Flickr (c) Max and Miles Hanley

Wie im Wunderland ging es tatsächlich rund ums Aufregerthema Kim Kalkowski in den letzten Tagen zu. Viele Fragen in Bezug auf die Nazi-Connections blieben offen, das Internet shitstormte als gäbe es kein Traffic-Morgen mehr, und dann, endlich, hat das Plastic Bomb Magazine sich erbarmt. Und einfach mal nachgefragt. Und dann? Erfuhren wir eine ganze Menge.

Über die Simpsons, Rechtsschutz-Versicherungen, den Sinn von Facebook-Fake-Profilen, das Leben in der Öffentlichkeit, viele wundersame Zufälle, “Damals, 2011″ und einen ominösen Ex-Freund. Um nur einige Beispiele zu nennen. Viruletta und ich haben also nochmal in dem Interview herumgestochert und den vorliegenden Text gemeinsam verfasst. Einfach, weil wir wiederholt fasziniert waren.

Tränendrüsig wird um die Ereignisse zu rekonstruieren erstmal der besagte Mittwoch der letzten Woche thematisiert: Der familiäre und finanzielle Sachstand wird dargelegt, es geht um massive Belastungen, aber Kim ist da auf jeden Fall noch guter Dinge – es geht schließlich nur um ein paar tausend Euro und nahestehende Menschen in sehr uncharmanten Lebenslagen. Doch, eine positive Lebenseinstellung soll jedem gegönnt sein. Denken wir, und lesen weiter.

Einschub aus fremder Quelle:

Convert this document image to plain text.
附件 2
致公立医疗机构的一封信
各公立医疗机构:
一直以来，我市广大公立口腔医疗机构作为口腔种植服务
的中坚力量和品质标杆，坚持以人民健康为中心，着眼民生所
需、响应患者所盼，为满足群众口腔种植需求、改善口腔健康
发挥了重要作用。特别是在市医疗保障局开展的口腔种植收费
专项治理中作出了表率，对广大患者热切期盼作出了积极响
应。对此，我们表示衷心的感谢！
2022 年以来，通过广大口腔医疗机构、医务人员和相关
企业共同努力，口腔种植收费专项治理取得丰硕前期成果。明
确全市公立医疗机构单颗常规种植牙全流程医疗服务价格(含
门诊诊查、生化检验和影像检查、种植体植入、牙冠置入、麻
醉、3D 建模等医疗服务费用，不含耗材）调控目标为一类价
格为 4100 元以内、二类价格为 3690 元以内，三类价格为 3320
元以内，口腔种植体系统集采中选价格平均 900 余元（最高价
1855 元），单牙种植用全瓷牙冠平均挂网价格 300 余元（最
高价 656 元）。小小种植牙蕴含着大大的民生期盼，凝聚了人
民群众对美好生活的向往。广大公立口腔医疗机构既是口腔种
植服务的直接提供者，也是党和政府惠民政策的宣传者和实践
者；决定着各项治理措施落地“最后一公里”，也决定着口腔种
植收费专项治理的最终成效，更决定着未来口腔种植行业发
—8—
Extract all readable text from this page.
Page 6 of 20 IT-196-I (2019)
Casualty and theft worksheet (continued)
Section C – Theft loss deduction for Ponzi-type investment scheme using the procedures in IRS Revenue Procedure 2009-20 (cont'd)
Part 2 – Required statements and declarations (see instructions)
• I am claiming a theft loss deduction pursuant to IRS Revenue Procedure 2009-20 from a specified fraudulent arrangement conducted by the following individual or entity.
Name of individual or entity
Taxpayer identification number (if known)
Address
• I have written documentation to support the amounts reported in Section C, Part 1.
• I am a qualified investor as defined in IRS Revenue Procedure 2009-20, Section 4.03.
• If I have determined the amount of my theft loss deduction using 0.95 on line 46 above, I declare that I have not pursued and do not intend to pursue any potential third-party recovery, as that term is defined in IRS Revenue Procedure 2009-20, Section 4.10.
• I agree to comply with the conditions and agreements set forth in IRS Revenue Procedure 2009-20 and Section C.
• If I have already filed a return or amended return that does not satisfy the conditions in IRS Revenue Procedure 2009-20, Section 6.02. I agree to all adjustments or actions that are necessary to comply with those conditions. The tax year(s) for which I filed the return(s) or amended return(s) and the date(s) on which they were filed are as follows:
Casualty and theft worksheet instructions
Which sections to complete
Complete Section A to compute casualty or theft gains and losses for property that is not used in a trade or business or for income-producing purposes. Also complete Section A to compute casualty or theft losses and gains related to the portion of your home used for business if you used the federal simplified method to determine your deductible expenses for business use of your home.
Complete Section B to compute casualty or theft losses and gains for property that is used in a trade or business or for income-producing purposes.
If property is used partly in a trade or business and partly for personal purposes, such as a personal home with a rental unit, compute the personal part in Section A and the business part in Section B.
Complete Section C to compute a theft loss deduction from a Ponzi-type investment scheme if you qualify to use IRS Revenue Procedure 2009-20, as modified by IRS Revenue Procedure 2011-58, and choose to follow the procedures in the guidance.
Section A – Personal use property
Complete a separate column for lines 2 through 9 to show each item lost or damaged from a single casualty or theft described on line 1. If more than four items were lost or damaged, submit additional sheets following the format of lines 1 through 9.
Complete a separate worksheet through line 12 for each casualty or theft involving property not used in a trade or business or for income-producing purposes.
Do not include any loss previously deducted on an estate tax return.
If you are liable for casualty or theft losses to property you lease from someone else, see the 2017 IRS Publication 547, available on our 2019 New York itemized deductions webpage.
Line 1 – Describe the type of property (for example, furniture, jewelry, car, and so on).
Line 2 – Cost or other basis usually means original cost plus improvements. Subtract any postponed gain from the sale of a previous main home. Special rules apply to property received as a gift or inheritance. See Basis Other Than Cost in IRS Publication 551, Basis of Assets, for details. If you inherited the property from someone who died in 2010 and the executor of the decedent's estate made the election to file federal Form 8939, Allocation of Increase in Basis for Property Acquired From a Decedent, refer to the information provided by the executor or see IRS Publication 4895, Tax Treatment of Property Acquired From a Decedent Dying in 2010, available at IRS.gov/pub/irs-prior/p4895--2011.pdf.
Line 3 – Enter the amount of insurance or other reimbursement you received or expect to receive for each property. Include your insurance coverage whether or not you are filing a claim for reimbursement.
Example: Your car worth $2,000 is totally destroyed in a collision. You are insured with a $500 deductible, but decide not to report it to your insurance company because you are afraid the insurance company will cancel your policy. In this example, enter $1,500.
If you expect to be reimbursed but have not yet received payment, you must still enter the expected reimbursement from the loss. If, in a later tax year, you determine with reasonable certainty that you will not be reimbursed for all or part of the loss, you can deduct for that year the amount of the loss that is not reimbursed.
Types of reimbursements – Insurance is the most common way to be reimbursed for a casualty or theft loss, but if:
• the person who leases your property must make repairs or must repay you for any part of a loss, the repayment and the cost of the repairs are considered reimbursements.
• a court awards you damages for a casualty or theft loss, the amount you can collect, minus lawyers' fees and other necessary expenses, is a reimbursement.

Und dann erfahren wir, dass die wahre Erschütterung einsetzte, als Kim erfahren musste WAS für Freunde sie da DAMALS (dieses Wort wird übrigens im gesamten Interviewverlauf sehr häufig genutzt) auf dem ominösen Konzert und später auf Facebook eingesammelt hatte. Und dass es sich bei besagten Personen nicht nur um offensichtliche Nazis handelte, sondern bei einem der ZUFALLSBekanntschaften auch noch um einen Tättowierkünstler handelte, der, ha!…

Denn, es war ja so: Ihr Freund hat sich also ZUFÄLLIG in Italien auch noch bei diesem Nazitätowierer ein Tattoo stechen lassen, was ZUFÄLLIG auch von Nazis gern getragen wird, und zwar als er ZUFÄLLIG eine Freundin in einem 300km entfernten Kaff besucht hat. Und “spontan” diesen Termin gemacht hat.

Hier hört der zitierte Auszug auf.